The total percentage of top 11 events listed above is:
sum(evtype_stormsdata$percentage[1:11])
## [1] 90.28023
sort_stormsdata <- select(stormsdata,c(8,23,24))
sort_stormsdata<-sort_stormsdata %>% arrange(desc(INJURIES))
sort_stormsdata <-mutate(sort_stormsdata, EVTYPE = as.character(EVTYPE))
topinjuries<-sort_stormsdata[which(sort_stormsdata$INJURIES>500),]
topinjuries <-mutate(topinjuries, EVTYPE = as.character(EVTYPE))
topinjuries
## # A tibble: 17 x 3
## EVTYPE FATALITIES INJURIES
## <chr> <dbl> <dbl>
## 1 TORNADO 42 1700
## 2 ICE STORM 1 1568
## 3 TORNADO 90 1228
## 4 TORNADO 36 1150
## 5 TORNADO 158 1150
## 6 FLOOD 2 800
## 7 TORNADO 44 800
## 8 TORNADO 116 785
## 9 HURRICANE/TYPHOON 7 780
## 10 FLOOD 0 750
## 11 TORNADO 20 700
## 12 FLOOD 11 600
## 13 TORNADO 114 597
## 14 TORNADO 17 560
## 15 FLOOD 0 550
## 16 EXCESSIVE HEAT 2 519
## 17 TORNADO 57 504
Table 2: Top 17 injuries per event occurance
Looking into the injuries from the other angle, by examining the highest impact per occurance, we can still see that the Tornados still lead in the total injuries per occurance. Ice storms comes in second place as one single occurance. It can be seen that tornado has appeared 10 times in the top 17 injuries per event occurance, and Flood comes second. This mean these two events has lead the top impact when coming with high severity. ## Results
tbl_topinjuries <- as.data.frame(table(topinjuries$EVTYPE), dnn="occurance")
tbl_topinjuries <- tbl_topinjuries %>% arrange(desc(Freq))
tbl_topinjuries
## Var1 Freq
## 1 TORNADO 10
## 2 FLOOD 4
## 3 EXCESSIVE HEAT 1
## 4 HURRICANE/TYPHOON 1
## 5 ICE STORM 1
Table 3: Occurance times of event in the top 17 injuries per event Occurance
occurance <- as.data.frame(table(sort_stormsdata$EVTYPE,dnn = "Occurance"))

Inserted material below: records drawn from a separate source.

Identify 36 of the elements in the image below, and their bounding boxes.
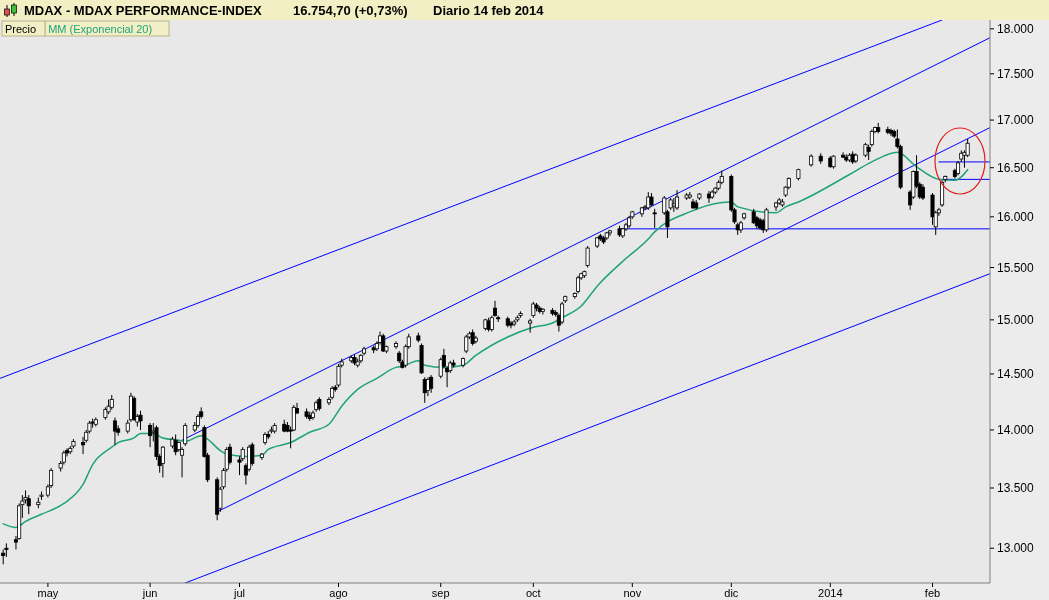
candlestick — [940, 179, 945, 208]
candlestick — [422, 376, 427, 404]
x-tick-label: oct — [525, 587, 541, 599]
y-tick-label: 16.000 — [997, 209, 1035, 224]
y-tick-label: 18.000 — [997, 21, 1035, 36]
line-series — [2, 151, 969, 529]
candlestick — [336, 363, 341, 388]
y-tick-label: 14.000 — [997, 422, 1035, 437]
y-tick-label: 15.000 — [997, 312, 1035, 327]
y-tick-label: 13.000 — [997, 541, 1035, 556]
text: MM (Exponencial 20) — [48, 22, 153, 35]
y-tick-label: 17.500 — [997, 66, 1035, 81]
x-tick-label: may — [37, 587, 59, 599]
candlestick — [528, 318, 533, 334]
text: Diario 14 feb 2014 — [433, 3, 545, 18]
x-tick-label: feb — [924, 587, 941, 599]
chart-title: MDAX - MDAX PERFORMANCE-INDEX — [24, 3, 262, 18]
candlestick — [394, 340, 398, 350]
chart-subtitle: 16.754,70 (+0,73%) — [293, 3, 408, 18]
candlestick — [841, 151, 846, 159]
y-tick-label: 14.500 — [997, 366, 1035, 381]
y-tick-label: 17.000 — [997, 113, 1035, 128]
candlestick — [652, 208, 657, 229]
x-tick-label: ago — [329, 587, 348, 599]
y-tick-label: 16.500 — [997, 160, 1035, 175]
x-tick-label: jul — [233, 587, 246, 599]
x-tick-label: nov — [623, 587, 642, 599]
candlestick — [585, 245, 590, 269]
x-tick-label: dic — [724, 587, 739, 599]
x-tick-label: sep — [431, 587, 450, 599]
text: Precio — [5, 22, 37, 35]
x-tick-label: 2014 — [818, 587, 843, 599]
y-tick-label: 15.500 — [997, 260, 1035, 275]
candlestick — [183, 422, 188, 447]
x-tick-label: jun — [141, 587, 158, 599]
y-tick-label: 13.500 — [997, 481, 1035, 496]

occurance <- occurance %>% arrange(desc(Freq))
occurance[1:10,]
## Occurance Freq
## 1 HAIL 288661
## 2 TSTM WIND 219940
## 3 THUNDERSTORM WIND 82563
## 4 TORNADO 60652
## 5 FLASH FLOOD 54277
## 6 FLOOD 25326
## 7 THUNDERSTORM WINDS 20843
## 8 HIGH WIND 20212
## 9 LIGHTNING 15754
## 10 HEAVY SNOW 15708
Table 4: Frequently reccuring events
As can be seen realised from table above the tornado, thunderstorm, and flood are on top 10 of recurring events, and with high injuries numbers, as was concluded in first section of this study. # Economical Impact ## Results
eco_stormsdata <- stormsdata %>% group_by(EVTYPE) %>% summarize( prodexp.BUSD = round(sum( PROPDMG , na.rm = TRUE)/1000000,2), cropexp.BUSD = round(sum( CROPDMG , na.rm=TRUE)/1000000,2) , totaleconexp.BUSD = round(sum( PROPDMG , na.rm = TRUE)/1000000 + sum( CROPDMG , na.rm=TRUE)/1000000,2 ))

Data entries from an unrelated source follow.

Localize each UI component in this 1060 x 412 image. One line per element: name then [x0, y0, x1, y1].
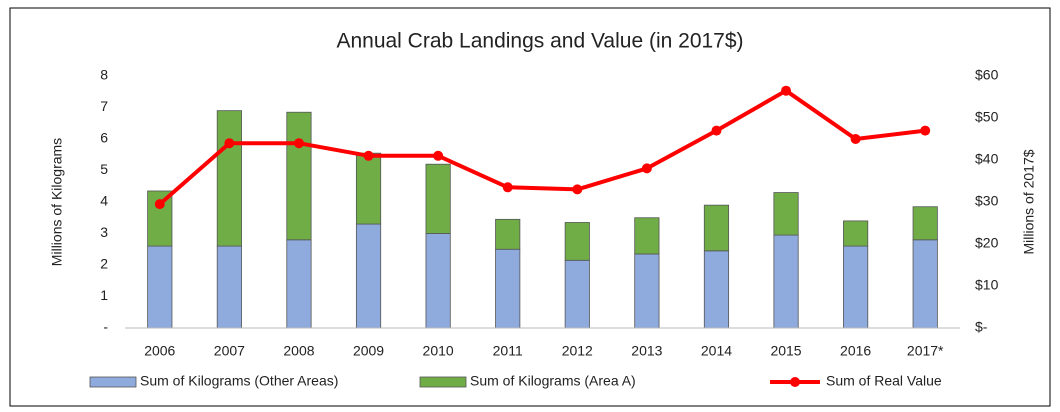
- bar: [912, 239, 938, 329]
- bar: [355, 223, 382, 329]
- bar: [843, 245, 869, 329]
- x-tick-label: 2009: [353, 343, 384, 359]
- x-tick-label: 2010: [423, 343, 454, 359]
- bar: [634, 253, 660, 329]
- y-tick-label: -: [103, 319, 108, 335]
- chart-title: Annual Crab Landings and Value (in 2017$…: [336, 30, 743, 53]
- line-point: [154, 199, 165, 210]
- legend-swatch: [790, 377, 800, 387]
- y-tick-label: 8: [100, 67, 108, 83]
- line-point: [293, 138, 304, 149]
- frame: [9, 7, 1051, 407]
- line-point: [781, 85, 792, 96]
- y2-axis-title: Millions of 2017$: [1021, 149, 1037, 254]
- bar: [703, 250, 730, 329]
- y2-tick-label: $40: [975, 151, 999, 167]
- x-tick-label: 2017*: [907, 343, 944, 359]
- legend-label: Sum of Kilograms (Other Areas): [140, 373, 338, 389]
- y-tick-label: 4: [100, 193, 108, 209]
- x-tick-label: 2011: [493, 343, 523, 359]
- line-point: [433, 150, 444, 161]
- bar: [216, 110, 242, 247]
- x-tick-label: 2012: [562, 343, 593, 359]
- y2-tick-label: $-: [975, 319, 988, 335]
- y2-tick-label: $50: [975, 109, 999, 125]
- x-tick-label: 2007: [214, 343, 245, 359]
- bar: [495, 248, 521, 329]
- bar: [147, 245, 173, 329]
- x-tick-label: 2013: [631, 343, 662, 359]
- bar: [425, 163, 451, 234]
- y-tick-label: 7: [100, 98, 108, 114]
- bar: [843, 220, 869, 247]
- line-point: [363, 150, 374, 161]
- bar: [703, 204, 730, 252]
- bar: [773, 192, 799, 236]
- bar: [286, 239, 312, 329]
- x-tick-label: 2008: [283, 343, 314, 359]
- bar: [773, 234, 799, 329]
- x-tick-label: 2016: [840, 343, 871, 359]
- x-tick-label: 2006: [144, 343, 175, 359]
- bar: [425, 233, 451, 329]
- y-tick-label: 2: [100, 256, 108, 272]
- line-point: [572, 184, 583, 195]
- line-point: [502, 182, 513, 193]
- bar: [495, 218, 521, 250]
- line-point: [711, 125, 722, 136]
- y-tick-label: 5: [100, 161, 108, 177]
- line-point: [920, 125, 931, 136]
- legend-swatch: [419, 376, 467, 388]
- bar: [355, 152, 382, 225]
- x-tick-label: 2015: [770, 343, 801, 359]
- bar: [216, 245, 242, 329]
- bar: [564, 259, 590, 329]
- y-axis-title: Millions of Kilograms: [49, 138, 65, 266]
- bar: [286, 111, 312, 241]
- line: [158, 88, 926, 206]
- y-tick-label: 6: [100, 130, 108, 146]
- line-point: [224, 138, 235, 149]
- line-point: [850, 134, 861, 144]
- y-tick-label: 3: [100, 224, 108, 240]
- bar: [634, 217, 660, 255]
- y2-tick-label: $30: [975, 193, 999, 209]
- legend-label: Sum of Kilograms (Area A): [470, 373, 636, 389]
- y-tick-label: 1: [100, 287, 108, 303]
- legend-swatch: [89, 376, 137, 388]
- y2-tick-label: $20: [975, 235, 999, 251]
- x-tick-label: 2014: [701, 343, 732, 359]
- bar: [564, 222, 590, 261]
- legend-label: Sum of Real Value: [826, 373, 942, 389]
- bar: [912, 206, 938, 241]
- line-point: [641, 163, 652, 174]
- y2-tick-label: $10: [975, 277, 999, 293]
- y2-tick-label: $60: [975, 67, 999, 83]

eco_stormsdata <- eco_stormsdata %>% arrange(desc(totaleconexp.BUSD))
pietableX<-as.vector(t(eco_stormsdata[1:5, 4]))
pielabel <-as.vector(t( within(eco_stormsdata[1:5,],label<-paste(EVTYPE,totaleconexp.BUSD,sep = ":(BUSD)"))[,5]))
pie(pietableX, labels = pielabel, col = rainbow(22), radius = 1)
# Conclusion Inconclusion, Tornado and flood has the highest impact in terms of population health and economy. That is because they have the highest impact during one occurance, and as an aggregated impact over events occurances over period of study.